39. It is brought to the notice of this Court that a party claiming to be the original owner of the property, also filed a Writ Petition before this Court raising similar grounds against the directions of the GCZMa. admittedly, the Petition stood dismissed and the same also attained finality. This gives an impression that the petitioner has undertaken all kinds of steps to somehow avoid the inevitable fallout of the findings of the GCZMa issued in the order/direction under Section 5 of the Environment (Protection) act. The attempt on the part of the petitioner to claim procedural review before the GCZMa met its logical end in the impugned order/direction dated 25.10.2021, wherein the Review application was found to be not maintainable, thereby leading to directions to the petitioner to demolish the entire structures in the property in question. 40. The petitioner has failed to make out any case for interference with the impugned order, passed by the GCZMa, under writ jurisdiction sought to be invoked in the present Petition. Hence, the Petition is found to be without any merit and accordingly, it is dismissed.
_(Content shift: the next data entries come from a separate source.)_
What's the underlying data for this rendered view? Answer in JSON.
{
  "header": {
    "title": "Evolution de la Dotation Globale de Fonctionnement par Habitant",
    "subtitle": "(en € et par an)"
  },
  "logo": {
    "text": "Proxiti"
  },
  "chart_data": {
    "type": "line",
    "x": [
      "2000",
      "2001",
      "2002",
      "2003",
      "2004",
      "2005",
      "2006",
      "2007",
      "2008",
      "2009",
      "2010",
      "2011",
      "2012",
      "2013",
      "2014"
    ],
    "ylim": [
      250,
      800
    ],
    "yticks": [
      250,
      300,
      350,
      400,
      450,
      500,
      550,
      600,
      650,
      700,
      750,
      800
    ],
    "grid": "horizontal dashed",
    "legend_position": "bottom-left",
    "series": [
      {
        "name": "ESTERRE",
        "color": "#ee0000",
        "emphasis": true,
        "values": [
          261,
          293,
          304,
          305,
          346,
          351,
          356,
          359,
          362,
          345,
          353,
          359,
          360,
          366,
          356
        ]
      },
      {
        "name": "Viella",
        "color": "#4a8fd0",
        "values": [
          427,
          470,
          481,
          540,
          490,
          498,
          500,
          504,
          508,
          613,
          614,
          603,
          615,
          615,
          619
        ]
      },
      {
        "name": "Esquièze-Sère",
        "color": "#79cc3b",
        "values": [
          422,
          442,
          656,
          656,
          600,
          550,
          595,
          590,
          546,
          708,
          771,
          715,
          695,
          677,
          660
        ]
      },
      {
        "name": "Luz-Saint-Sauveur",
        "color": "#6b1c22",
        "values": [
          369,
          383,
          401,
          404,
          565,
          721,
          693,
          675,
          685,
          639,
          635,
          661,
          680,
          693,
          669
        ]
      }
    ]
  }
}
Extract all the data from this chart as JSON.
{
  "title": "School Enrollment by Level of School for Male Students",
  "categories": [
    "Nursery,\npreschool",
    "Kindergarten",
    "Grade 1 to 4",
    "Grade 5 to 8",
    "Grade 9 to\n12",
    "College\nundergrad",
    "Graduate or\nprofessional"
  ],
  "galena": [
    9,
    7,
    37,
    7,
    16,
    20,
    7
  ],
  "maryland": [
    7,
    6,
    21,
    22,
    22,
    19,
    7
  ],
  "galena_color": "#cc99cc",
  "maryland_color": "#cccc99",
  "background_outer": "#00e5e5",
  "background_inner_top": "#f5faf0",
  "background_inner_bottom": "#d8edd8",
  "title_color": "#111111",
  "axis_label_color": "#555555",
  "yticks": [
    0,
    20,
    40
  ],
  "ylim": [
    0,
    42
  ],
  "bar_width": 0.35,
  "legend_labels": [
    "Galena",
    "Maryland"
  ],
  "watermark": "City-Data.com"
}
MaNISH PITaLE, J. ORDER CONTINUED: 41. Upon pronouncement of the Order, the learned Counsel appearing for the petitioner submitted that the interim Order granted by this Court may be continued for eight weeks. 42. The said request is opposed by the learned Counsel appearing for the respondents. 43. This Court has given detailed reasons in the Order as to why it is found that the Petition is without any merit and does not deserve consideration. Hence, the prayer for continuation of interim relief is rejected.